At some point you may have use cases where you need to
determine whether a character is Latin, Greek, Cyrillic etc.
This is actually much simpler to do with UCS-4 than other
representations because a UCS-4 value is a 4-tupel
consisting of group, plane, row and cell and you can quickly
determine what group and plane any value belongs to.

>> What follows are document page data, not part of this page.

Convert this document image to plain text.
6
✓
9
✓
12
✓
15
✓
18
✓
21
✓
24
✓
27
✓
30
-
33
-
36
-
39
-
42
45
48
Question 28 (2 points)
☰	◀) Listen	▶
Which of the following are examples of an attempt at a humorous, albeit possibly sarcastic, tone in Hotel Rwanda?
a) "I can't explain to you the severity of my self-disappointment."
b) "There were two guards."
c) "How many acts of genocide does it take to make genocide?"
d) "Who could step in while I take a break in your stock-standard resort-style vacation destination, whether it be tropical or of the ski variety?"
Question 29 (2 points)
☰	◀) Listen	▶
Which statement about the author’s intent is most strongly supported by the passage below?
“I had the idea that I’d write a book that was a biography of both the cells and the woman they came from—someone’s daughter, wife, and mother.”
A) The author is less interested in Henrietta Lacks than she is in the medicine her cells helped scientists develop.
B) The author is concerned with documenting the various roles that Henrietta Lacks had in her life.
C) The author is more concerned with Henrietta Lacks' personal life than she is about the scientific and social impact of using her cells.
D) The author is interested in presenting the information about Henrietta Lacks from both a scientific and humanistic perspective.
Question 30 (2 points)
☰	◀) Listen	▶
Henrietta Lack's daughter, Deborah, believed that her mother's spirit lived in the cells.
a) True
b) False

PROCEDURE isLatin ( ch : UNICHAR ) : BOOLEAN;
PROCEDURE isGreek ( ch : UNICHAR ) : BOOLEAN;
PROCEDURE isCyrillic ( ch : UNICHAR ) : BOOLEAN;
etc etc
With these functions you can then write functions for
lowercase/uppercase conversions and removal of diacritics
with relatively modest effort.
PROCEDURE toLower ( ch : UNICHAR ) : UNICHAR;
PROCEDURE toUpper ( ch : UNICHAR ) : UNICHAR;
assuming naming intended for qualified import, thus
Unichar.toLower() and Unichar.toUpper().
PROCEDURE hasDiacritic ( ch : UNICHAR ) : BOOLEAN;
PROCEDURE charByRemovingDiacritic ( ch : UNICHAR ) :
UNICHAR;
You may also want to look up normalisation of Unicode
code points and implement
PROCEDURE normalize ( ch : UNICHAR ) : UNICHAR;
If you later want to implement a Unicode string library
with lexicographic sorting, you will also need some basic
functions to determine the lexicographical relationship
between to characters, like
PROCEDURE precedes ( ch1, ch2 : UNICHAR ) : BOOLEAN;
PROCEDURE succeeds ( ch1, ch2 : UNICHAR ) : BOOLEAN;
To make the lexicographical order configurable, implement
user overloadable tables that define the collation order for
each script. Whichever table is installed will then be
looked up by the above functions precedes() and succeeds()
to determine which character comes before/after which.